I think of Stephen Jay Gould's book, Wonderful Life. I believe it is in that book that he talks about how students made up different acronyms as shorthand expressions in order to be able to remember the succession of the different periods in natural history. I can't remember all the details of this, but one of these acronyms involved reference to the dictatorship of the proletariat. This reflects what was going on, from the 1960s into the '70s, in the culture on a very broad scale: here are biology students using the dictatorship of the proletariat as part of a formula for remembering different periods, marked by the development of different species, and so on. This reflects something that was very broadly impacting the society, and in particular the youth. Many people who were not political activists—who went to demonstrations but were not core political activists—were broadly influenced by this; and had there been a revolutionary "go at power," these people would have been everything from supportive to actively involved. The significance of that should not be missed, misunderstood or underestimated.

Without the different elements influencing all this—which I have briefly and only partially touched on here—there would have been, as there always is among the youth, feelings of alienation, feelings of distrust and disgust with regard to the powers-that-be and authorities in various spheres; there would have been some revolt and rebellion and some political resistance; but it would not have developed to the dimension it did. Now, to be clear, I am making an assertion based on my sense of things—this is not something that I'm putting forward as a fully worked-out analysis—but it does seem likely to me that in the 1960s things would not have gone beyond the terms with which we're all too familiar right now, if it weren't for the whole "mix" and "confluence" (so to speak) of the kinds of factors that I've briefly made reference to.

That is what "made the youth so good"—within the U.S. in particular it was the Black people's struggle, which itself was influenced by international developments and struggles and which, in turn, gave rise to, or gave impetus to, struggles among different oppressed nationalities within the U.S., and was very influential in kicking off struggle among women, among gays and lesbians, and others—it was a powerful force helping to unleash a tremendous amount of positive social upheaval.

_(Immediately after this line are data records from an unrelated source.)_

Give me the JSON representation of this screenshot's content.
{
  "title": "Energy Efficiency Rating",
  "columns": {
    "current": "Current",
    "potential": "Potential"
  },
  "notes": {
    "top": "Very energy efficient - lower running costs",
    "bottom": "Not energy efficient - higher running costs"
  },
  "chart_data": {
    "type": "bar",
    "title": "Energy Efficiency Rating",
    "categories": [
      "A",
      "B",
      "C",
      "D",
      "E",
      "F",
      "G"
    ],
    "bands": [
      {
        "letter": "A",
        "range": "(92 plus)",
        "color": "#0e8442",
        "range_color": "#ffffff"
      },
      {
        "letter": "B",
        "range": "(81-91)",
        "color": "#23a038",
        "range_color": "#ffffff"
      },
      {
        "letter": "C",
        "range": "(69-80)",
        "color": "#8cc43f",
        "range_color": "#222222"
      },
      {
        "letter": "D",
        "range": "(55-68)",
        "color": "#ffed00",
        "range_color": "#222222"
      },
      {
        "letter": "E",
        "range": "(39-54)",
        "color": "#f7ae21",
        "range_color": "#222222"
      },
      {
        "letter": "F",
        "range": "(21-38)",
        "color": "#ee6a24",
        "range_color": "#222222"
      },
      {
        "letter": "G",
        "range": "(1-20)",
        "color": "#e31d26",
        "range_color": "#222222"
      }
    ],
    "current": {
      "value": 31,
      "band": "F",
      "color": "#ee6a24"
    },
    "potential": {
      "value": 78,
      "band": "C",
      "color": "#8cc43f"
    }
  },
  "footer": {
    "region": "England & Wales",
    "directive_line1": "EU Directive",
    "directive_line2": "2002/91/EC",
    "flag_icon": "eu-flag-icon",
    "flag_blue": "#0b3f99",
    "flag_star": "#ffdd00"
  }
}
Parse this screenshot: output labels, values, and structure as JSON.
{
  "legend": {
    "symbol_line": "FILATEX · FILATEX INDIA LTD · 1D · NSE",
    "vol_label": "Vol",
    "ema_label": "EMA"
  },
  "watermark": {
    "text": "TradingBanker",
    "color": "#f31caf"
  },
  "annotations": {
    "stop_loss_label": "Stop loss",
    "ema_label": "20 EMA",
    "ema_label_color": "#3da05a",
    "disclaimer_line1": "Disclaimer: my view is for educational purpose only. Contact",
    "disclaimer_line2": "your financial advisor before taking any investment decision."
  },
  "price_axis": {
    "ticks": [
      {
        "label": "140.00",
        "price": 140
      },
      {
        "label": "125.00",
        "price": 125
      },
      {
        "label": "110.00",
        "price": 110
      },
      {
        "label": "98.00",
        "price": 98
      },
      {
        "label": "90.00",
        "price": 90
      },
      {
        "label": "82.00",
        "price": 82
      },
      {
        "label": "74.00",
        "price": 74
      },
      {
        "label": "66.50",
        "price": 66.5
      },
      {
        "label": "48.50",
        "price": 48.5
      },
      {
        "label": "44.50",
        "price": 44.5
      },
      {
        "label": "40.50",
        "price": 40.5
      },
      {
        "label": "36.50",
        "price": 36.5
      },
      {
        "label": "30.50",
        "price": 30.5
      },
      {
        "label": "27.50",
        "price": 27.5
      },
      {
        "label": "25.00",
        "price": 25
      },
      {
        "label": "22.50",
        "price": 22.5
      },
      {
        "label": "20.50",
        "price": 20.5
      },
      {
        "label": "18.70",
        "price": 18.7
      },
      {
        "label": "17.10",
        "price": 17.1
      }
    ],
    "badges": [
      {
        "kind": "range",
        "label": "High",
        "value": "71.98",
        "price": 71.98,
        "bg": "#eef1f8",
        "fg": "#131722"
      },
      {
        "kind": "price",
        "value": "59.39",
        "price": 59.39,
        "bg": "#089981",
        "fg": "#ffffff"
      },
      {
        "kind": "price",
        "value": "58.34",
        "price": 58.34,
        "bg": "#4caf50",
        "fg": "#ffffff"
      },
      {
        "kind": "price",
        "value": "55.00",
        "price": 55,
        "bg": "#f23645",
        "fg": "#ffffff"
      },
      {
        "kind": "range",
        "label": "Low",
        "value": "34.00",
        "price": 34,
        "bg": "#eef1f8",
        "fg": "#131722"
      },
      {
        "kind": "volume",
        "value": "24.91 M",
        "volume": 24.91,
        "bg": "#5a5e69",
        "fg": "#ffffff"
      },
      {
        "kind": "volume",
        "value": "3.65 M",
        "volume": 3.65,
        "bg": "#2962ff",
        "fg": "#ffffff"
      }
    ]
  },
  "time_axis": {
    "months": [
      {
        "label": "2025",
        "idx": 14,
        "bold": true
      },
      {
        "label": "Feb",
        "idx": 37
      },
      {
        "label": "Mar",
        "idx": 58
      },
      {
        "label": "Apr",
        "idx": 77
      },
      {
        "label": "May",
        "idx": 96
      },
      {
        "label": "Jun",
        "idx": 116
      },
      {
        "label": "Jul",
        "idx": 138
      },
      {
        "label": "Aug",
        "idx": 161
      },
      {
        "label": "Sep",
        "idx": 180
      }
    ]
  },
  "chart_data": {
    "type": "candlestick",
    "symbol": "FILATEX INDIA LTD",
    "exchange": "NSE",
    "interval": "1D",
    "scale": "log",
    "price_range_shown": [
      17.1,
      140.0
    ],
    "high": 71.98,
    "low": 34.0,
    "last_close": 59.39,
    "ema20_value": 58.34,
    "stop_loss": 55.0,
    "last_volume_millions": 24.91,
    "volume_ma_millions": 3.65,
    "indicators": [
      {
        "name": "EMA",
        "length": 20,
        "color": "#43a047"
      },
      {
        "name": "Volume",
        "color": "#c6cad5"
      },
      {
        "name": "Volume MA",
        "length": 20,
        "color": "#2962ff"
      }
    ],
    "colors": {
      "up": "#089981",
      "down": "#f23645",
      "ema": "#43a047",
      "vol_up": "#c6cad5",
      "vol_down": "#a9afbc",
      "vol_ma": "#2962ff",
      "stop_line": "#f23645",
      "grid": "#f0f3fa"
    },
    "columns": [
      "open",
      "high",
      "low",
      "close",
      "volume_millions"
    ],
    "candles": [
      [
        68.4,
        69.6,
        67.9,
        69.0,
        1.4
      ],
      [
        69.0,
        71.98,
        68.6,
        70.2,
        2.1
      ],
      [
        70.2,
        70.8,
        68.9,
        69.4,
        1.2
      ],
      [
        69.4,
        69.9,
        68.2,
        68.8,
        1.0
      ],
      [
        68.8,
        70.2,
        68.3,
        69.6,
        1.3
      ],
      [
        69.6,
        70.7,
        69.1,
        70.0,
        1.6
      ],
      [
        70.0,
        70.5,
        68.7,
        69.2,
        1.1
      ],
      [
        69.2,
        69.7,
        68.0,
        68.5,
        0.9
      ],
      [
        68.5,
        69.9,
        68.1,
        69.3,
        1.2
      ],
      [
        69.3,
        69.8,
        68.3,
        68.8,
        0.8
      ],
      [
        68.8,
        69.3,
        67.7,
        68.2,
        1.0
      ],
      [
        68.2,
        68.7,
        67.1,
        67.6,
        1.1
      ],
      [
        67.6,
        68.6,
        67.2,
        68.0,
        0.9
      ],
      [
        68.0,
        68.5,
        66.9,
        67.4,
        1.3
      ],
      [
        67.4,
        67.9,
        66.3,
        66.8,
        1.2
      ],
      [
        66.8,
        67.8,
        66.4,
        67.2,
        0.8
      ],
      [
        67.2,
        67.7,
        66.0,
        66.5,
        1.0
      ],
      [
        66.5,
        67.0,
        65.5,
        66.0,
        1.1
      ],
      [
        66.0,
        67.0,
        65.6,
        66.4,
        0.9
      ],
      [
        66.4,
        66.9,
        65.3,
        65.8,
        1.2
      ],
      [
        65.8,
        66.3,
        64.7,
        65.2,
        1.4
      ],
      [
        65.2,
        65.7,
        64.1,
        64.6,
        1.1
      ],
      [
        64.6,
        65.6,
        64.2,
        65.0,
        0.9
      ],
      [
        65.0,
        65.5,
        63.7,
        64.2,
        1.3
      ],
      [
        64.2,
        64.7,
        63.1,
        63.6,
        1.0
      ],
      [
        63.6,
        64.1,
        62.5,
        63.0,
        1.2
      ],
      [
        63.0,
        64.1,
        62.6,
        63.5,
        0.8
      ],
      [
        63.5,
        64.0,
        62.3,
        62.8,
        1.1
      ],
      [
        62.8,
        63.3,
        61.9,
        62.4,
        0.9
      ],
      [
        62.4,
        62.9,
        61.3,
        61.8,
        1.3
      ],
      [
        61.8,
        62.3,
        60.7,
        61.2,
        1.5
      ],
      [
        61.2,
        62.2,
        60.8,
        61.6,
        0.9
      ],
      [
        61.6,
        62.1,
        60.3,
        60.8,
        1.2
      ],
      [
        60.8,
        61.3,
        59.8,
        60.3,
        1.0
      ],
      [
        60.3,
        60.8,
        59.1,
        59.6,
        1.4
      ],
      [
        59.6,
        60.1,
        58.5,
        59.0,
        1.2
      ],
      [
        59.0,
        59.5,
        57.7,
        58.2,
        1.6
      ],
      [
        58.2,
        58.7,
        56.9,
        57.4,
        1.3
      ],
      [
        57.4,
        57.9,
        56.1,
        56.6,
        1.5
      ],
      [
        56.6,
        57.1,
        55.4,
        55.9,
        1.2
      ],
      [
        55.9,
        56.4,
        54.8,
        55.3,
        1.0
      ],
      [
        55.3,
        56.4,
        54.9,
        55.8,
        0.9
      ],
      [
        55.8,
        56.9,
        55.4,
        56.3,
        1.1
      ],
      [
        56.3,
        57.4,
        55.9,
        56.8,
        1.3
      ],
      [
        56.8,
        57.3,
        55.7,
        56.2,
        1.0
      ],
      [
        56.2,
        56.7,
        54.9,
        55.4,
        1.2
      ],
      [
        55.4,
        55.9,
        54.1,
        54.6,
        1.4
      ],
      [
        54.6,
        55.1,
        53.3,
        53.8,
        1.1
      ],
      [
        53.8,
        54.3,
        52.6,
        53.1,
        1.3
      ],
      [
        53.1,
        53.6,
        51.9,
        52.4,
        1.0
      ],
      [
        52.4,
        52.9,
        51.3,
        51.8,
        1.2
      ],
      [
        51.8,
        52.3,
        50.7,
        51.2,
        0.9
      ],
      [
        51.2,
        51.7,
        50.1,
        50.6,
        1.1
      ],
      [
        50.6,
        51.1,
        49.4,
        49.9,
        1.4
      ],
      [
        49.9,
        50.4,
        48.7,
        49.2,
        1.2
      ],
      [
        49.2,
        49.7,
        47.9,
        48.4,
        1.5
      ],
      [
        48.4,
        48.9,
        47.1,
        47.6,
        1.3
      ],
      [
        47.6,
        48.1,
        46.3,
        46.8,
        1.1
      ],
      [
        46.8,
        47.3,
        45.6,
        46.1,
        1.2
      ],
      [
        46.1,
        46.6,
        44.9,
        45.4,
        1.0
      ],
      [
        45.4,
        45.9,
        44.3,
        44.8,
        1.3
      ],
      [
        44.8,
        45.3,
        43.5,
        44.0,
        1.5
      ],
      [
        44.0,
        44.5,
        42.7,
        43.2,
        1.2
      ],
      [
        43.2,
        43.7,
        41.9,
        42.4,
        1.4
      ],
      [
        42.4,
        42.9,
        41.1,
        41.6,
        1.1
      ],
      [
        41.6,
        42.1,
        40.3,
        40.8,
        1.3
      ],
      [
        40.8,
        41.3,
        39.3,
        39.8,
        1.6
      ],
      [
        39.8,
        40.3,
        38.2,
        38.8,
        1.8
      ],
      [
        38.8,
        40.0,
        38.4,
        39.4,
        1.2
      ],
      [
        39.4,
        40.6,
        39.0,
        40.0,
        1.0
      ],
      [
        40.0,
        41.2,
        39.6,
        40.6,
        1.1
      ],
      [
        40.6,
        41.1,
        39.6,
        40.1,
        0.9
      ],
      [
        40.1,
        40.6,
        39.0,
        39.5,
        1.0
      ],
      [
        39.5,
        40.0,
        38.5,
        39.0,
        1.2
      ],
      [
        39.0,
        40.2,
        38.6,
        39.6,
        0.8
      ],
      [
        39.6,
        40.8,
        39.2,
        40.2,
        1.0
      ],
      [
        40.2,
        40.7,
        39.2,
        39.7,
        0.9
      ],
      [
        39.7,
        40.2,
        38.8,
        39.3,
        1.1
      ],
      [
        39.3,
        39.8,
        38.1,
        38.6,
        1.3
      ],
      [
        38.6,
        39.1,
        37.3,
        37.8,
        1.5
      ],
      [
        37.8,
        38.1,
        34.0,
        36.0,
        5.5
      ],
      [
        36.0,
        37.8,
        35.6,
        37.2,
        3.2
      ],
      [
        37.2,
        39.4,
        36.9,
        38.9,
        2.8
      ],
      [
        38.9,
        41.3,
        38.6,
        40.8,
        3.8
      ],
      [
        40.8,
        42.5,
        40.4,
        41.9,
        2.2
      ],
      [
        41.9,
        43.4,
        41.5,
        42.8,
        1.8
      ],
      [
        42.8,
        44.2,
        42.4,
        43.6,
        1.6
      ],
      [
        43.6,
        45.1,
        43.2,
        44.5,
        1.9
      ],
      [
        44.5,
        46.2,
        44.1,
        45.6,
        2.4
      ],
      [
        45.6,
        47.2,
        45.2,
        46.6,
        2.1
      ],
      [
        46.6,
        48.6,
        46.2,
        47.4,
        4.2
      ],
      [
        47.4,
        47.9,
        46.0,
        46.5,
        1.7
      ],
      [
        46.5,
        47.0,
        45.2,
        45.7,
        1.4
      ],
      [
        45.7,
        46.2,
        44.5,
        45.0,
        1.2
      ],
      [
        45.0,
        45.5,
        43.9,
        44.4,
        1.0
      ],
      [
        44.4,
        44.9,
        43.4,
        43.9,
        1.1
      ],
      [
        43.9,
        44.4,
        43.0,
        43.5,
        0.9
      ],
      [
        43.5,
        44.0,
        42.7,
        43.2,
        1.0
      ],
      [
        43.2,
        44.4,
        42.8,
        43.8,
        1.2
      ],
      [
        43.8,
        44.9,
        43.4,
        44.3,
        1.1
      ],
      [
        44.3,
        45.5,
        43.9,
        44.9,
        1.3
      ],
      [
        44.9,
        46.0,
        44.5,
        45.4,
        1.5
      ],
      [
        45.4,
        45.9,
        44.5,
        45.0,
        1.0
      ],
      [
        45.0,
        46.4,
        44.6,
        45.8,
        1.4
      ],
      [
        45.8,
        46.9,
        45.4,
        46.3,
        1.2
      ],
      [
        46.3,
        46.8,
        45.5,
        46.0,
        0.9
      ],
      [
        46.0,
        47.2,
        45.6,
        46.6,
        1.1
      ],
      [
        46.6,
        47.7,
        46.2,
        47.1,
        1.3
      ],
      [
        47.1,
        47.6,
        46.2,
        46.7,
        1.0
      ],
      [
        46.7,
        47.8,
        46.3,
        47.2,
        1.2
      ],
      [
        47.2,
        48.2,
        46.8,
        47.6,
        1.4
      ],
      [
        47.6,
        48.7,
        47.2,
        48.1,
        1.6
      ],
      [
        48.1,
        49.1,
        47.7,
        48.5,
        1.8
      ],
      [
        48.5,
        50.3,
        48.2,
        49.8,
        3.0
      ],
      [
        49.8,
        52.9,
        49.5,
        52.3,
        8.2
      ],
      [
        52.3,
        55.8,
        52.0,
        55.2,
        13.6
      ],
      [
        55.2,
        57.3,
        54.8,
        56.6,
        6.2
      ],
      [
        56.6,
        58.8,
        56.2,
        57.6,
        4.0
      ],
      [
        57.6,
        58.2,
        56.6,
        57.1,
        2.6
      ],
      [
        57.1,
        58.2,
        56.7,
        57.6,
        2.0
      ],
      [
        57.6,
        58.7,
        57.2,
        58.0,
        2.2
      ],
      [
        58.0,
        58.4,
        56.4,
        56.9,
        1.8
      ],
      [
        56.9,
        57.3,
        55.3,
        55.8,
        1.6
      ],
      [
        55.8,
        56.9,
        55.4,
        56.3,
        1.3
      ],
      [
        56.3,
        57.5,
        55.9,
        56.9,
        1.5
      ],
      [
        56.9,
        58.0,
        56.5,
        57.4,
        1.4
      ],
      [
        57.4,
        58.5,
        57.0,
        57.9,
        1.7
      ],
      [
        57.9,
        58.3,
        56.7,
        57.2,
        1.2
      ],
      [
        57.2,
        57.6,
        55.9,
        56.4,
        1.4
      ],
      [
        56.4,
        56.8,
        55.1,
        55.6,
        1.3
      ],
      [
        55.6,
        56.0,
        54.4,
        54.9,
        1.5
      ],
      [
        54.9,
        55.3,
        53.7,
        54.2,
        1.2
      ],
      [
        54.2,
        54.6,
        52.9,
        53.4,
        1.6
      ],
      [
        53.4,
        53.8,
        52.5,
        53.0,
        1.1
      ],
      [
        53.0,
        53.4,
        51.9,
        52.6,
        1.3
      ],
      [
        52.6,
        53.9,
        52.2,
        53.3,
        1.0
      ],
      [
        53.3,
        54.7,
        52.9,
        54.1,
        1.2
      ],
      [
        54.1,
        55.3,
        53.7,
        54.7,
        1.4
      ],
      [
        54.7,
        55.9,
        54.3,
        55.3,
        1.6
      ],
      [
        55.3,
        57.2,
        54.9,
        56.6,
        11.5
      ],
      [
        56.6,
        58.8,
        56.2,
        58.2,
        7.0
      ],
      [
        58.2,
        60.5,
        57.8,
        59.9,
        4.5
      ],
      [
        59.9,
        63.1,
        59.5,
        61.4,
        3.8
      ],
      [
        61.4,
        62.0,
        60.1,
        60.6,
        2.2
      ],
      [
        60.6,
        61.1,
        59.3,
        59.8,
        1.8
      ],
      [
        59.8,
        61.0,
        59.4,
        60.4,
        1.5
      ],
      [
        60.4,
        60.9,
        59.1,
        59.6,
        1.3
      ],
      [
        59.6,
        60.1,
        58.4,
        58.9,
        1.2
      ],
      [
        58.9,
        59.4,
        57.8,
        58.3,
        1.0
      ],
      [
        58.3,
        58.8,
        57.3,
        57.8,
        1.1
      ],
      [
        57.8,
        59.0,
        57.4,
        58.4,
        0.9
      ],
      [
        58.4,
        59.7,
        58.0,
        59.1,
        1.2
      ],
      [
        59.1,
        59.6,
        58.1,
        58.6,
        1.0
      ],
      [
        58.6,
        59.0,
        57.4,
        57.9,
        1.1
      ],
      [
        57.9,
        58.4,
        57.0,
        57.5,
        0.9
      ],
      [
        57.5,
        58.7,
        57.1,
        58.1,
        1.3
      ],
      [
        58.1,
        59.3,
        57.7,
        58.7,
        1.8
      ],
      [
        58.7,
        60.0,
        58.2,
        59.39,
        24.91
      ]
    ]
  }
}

Not that all these different movements were directly an extension of the Black people's struggle, but they took inspiration from it; they went in various directions, but they were, in a real sense, inspired and driven forward by that, as well as by what was going on in the world more broadly.

Well, we don't have that now. The contradictions and struggles are not going to repeat themselves in the same way, and we shouldn't look for that or think that we can somehow artificially bring about a repeat of that. Even if we could, it wouldn't be good enough, for all the reasons I've talked about. The struggles and movements of that time, as powerful and overwhelmingly positive as they were, also had definite limitations. There are reasons why all that didn't go far enough—including, very importantly, that there was not the vanguard necessary to lead it.